We can’t wait until 2025 for the other manufacturers to make EVs in significant volumes. Tesla are different because every car they’re building can instantly transition into being a RoboTaxi. No other car can, so they are effectively useless. And that’s new EVs. Let alone new fossil cars (including hybrids).

We also have a ridiculous situation with the sizes of cars ever increasing, the roads staying them same, while still encouraging people to cycle. Anyone think that makes sense? I talked to people at work about commuting by bike. They thought I was mad. When I asked if they would do it if there were traffic free routes, they said they would. It doesn’t get more clear than that.
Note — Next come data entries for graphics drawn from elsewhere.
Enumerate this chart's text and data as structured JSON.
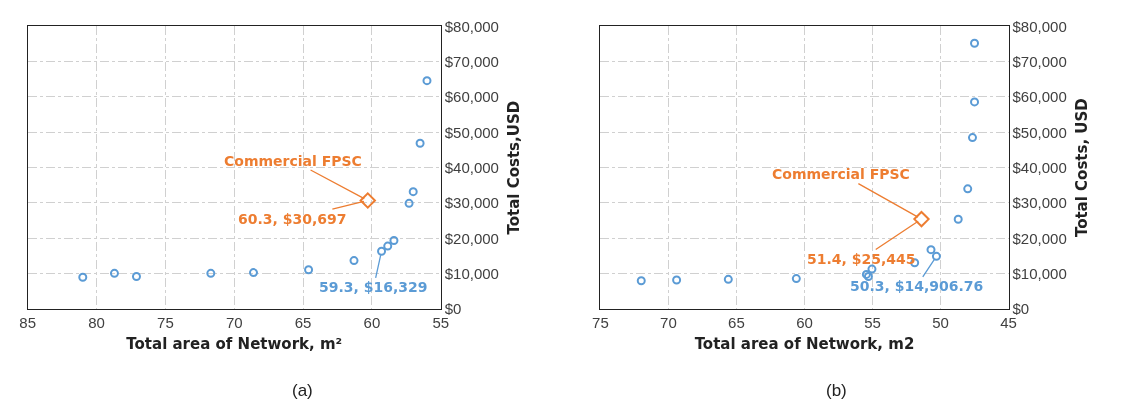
{
  "chart_data": [
    {
      "type": "scatter",
      "xlabel": "Total area of Network, m²",
      "ylabel": "Total Costs,USD",
      "xlim": [
        85,
        55
      ],
      "xticks": [
        85,
        80,
        75,
        70,
        65,
        60,
        55
      ],
      "ylim": [
        0,
        80000
      ],
      "yticks": [
        {
          "value": 0,
          "label": "$0"
        },
        {
          "value": 10000,
          "label": "$10,000"
        },
        {
          "value": 20000,
          "label": "$20,000"
        },
        {
          "value": 30000,
          "label": "$30,000"
        },
        {
          "value": 40000,
          "label": "$40,000"
        },
        {
          "value": 50000,
          "label": "$50,000"
        },
        {
          "value": 60000,
          "label": "$60,000"
        },
        {
          "value": 70000,
          "label": "$70,000"
        },
        {
          "value": 80000,
          "label": "$80,000"
        }
      ],
      "grid": true,
      "marker": "circle",
      "series": [
        {
          "color": "#5b9bd5",
          "x": [
            81.0,
            78.7,
            77.1,
            71.7,
            68.6,
            64.6,
            61.3,
            59.3,
            58.85,
            58.4,
            57.3,
            57.0,
            56.5,
            56.0
          ],
          "values": [
            9000,
            10100,
            9200,
            10100,
            10300,
            11100,
            13700,
            16329,
            17800,
            19400,
            29900,
            33200,
            46900,
            64600
          ]
        },
        {
          "color": "#ed7d31",
          "marker": "diamond",
          "x": [
            60.3
          ],
          "values": [
            30697
          ]
        }
      ],
      "annotations": [
        {
          "text": "Commercial FPSC",
          "x": 60.3,
          "y": 30697
        },
        {
          "text": "60.3, $30,697",
          "x": 60.3,
          "y": 30697
        },
        {
          "text": "59.3, $16,329",
          "x": 59.3,
          "y": 16329
        },
        "(a)"
      ]
    },
    {
      "type": "scatter",
      "xlabel": "Total area of Network, m2",
      "ylabel": "Total Costs, USD",
      "xlim": [
        75,
        45
      ],
      "xticks": [
        75,
        70,
        65,
        60,
        55,
        50,
        45
      ],
      "ylim": [
        0,
        80000
      ],
      "yticks": [
        {
          "value": 0,
          "label": "$0"
        },
        {
          "value": 10000,
          "label": "$10,000"
        },
        {
          "value": 20000,
          "label": "$20,000"
        },
        {
          "value": 30000,
          "label": "$30,000"
        },
        {
          "value": 40000,
          "label": "$40,000"
        },
        {
          "value": 50000,
          "label": "$50,000"
        },
        {
          "value": 60000,
          "label": "$60,000"
        },
        {
          "value": 70000,
          "label": "$70,000"
        },
        {
          "value": 80000,
          "label": "$80,000"
        }
      ],
      "grid": true,
      "marker": "circle",
      "series": [
        {
          "color": "#5b9bd5",
          "x": [
            72.0,
            69.4,
            65.6,
            60.6,
            55.45,
            55.3,
            55.04,
            51.9,
            50.7,
            50.3,
            48.7,
            48.0,
            47.65,
            47.5,
            47.5
          ],
          "values": [
            8000,
            8200,
            8400,
            8600,
            9800,
            9200,
            11300,
            13100,
            16800,
            14906.76,
            25400,
            34000,
            48500,
            58600,
            75200
          ]
        },
        {
          "color": "#ed7d31",
          "marker": "diamond",
          "x": [
            51.4
          ],
          "values": [
            25445
          ]
        }
      ],
      "annotations": [
        {
          "text": "Commercial FPSC",
          "x": 51.4,
          "y": 25445
        },
        {
          "text": "51.4, $25,445",
          "x": 51.4,
          "y": 25445
        },
        {
          "text": "50.3, $14,906.76",
          "x": 50.3,
          "y": 14906.76
        },
        "(b)"
      ]
    }
  ]
}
The British Cycling survey that I participated in and that was just released showed that even ‘hardcore’ road cyclists don’t feel safe on the roads. How can you expect people to take up cycling for the first time in that kind of environment? I took several years off from cycling when I was younger. When I returned to cycling, I remember I was scared and had to slowly build my confidence back, starting on quiet roads. And I was an experienced rider with years of road riding in my past. So I can’t even imagine how it would feel to a complete novice.

So what do we do? For a start, instantly transition into spending all money that would be allocated to new roads into new or upgraded micro mobility infrastructure. Instead of simply patching up potholes so they can quickly wear out again, use the opportunity to redesign the entire road layout and incorporate cycling into areas previously thought too narrow. Make more one way systems in towns and cities. If the cars are autonomous, they’re not going to get confused and annoyed like us stupid humans anyway (if you’re anything like me). And if you’ve got half the road dedicated to micro mobility, then chances are we’re going to choose bike or scooter anyway.
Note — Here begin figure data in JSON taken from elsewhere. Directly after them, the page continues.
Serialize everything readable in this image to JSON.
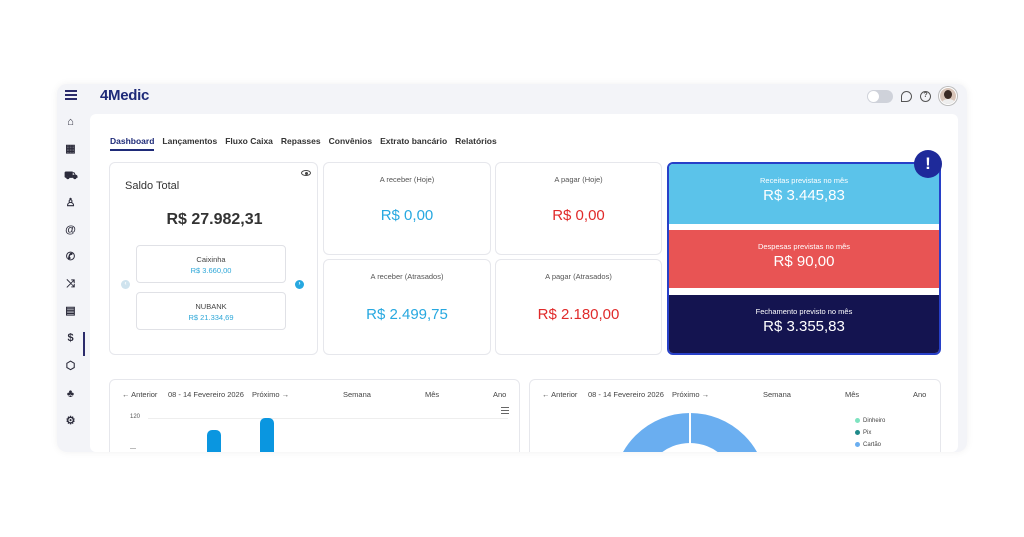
{
  "app": {
    "logo": "4Medic"
  },
  "header": {
    "help_label": "?",
    "chat_label": "…"
  },
  "sidebar": {
    "icons": [
      "home-icon",
      "calendar-icon",
      "car-icon",
      "user-icon",
      "at-icon",
      "phone-icon",
      "shuffle-icon",
      "clipboard-icon",
      "dollar-icon",
      "box-icon",
      "tree-icon",
      "gear-icon"
    ],
    "glyphs": [
      "⌂",
      "▦",
      "⛟",
      "♙",
      "@",
      "✆",
      "⤨",
      "▤",
      "$",
      "⬡",
      "♣",
      "⚙"
    ]
  },
  "tabs": [
    "Dashboard",
    "Lançamentos",
    "Fluxo Caixa",
    "Repasses",
    "Convênios",
    "Extrato bancário",
    "Relatórios"
  ],
  "saldo": {
    "title": "Saldo Total",
    "value": "R$ 27.982,31",
    "banks": [
      {
        "name": "Caixinha",
        "value": "R$ 3.660,00"
      },
      {
        "name": "NUBANK",
        "value": "R$ 21.334,69"
      }
    ]
  },
  "kpis": {
    "receber_hoje": {
      "label": "A receber (Hoje)",
      "value": "R$ 0,00"
    },
    "pagar_hoje": {
      "label": "A pagar (Hoje)",
      "value": "R$ 0,00"
    },
    "receber_atrasados": {
      "label": "A receber (Atrasados)",
      "value": "R$ 2.499,75"
    },
    "pagar_atrasados": {
      "label": "A pagar (Atrasados)",
      "value": "R$ 2.180,00"
    }
  },
  "forecast": {
    "receitas": {
      "label": "Receitas previstas no mês",
      "value": "R$ 3.445,83",
      "color": "#5bc3ea"
    },
    "despesas": {
      "label": "Despesas previstas no mês",
      "value": "R$ 90,00",
      "color": "#e85454"
    },
    "fechamento": {
      "label": "Fechamento previsto no mês",
      "value": "R$ 3.355,83",
      "color": "#141450"
    },
    "badge": "!"
  },
  "chart_left": {
    "prev": "← Anterior",
    "range": "08 - 14 Fevereiro 2026",
    "next": "Próximo →",
    "periods": [
      "Semana",
      "Mês",
      "Ano"
    ],
    "y_tick": "120"
  },
  "chart_right": {
    "prev": "← Anterior",
    "range": "08 - 14 Fevereiro 2026",
    "next": "Próximo →",
    "periods": [
      "Semana",
      "Mês",
      "Ano"
    ],
    "legend": [
      {
        "name": "Dinheiro",
        "color": "#7ee3c0"
      },
      {
        "name": "Pix",
        "color": "#1f8a8a"
      },
      {
        "name": "Cartão",
        "color": "#6aaef0"
      }
    ]
  }
}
We also need to improve public transport with electric buses. We need good quality cycle hire schemes for when you’re not at home and don’t have your own bike with you. Then of course there’s trains, trams, subways, high speed trains built alongside motorways (so they don’t destroy the countryside further).

Something you see in Denmark and Japan especially are bicycle “multi storey car parks”. Secure, paid bike parks in all urban areas, business parks etc that treat bicycles as real vehicles. Not cheap, disposable, rusty pieces of junk. These are essential in my view. People will probably scoff, but like I said, why should you campaign for common sense? When things have been proven in other countries, you just go ahead and implement it yourself.

We also need to reduce our populations to sustainable levels with common sense proposals to do so. We need to build up rather than out in our cities. We can’t all live in big, detached houses filled with crap we don’t need. We need to embrace tunnels more than we do now. I don’t agree with everything The Boring Company is doing but generally they are on the right track. Hyperloop is the holy grail when it comes to allowing us a way to continue global tourism into the long term without destroying the planet. But we don’t know how far away that is, and I’m getting away from the suburban focus of this post.

There are so many aspects of sustainability that go far beyond just transport. Maybe I’ll get into them in another post. But for now, please let me know if you have any other ideas for local transport. I might have missed something obvious.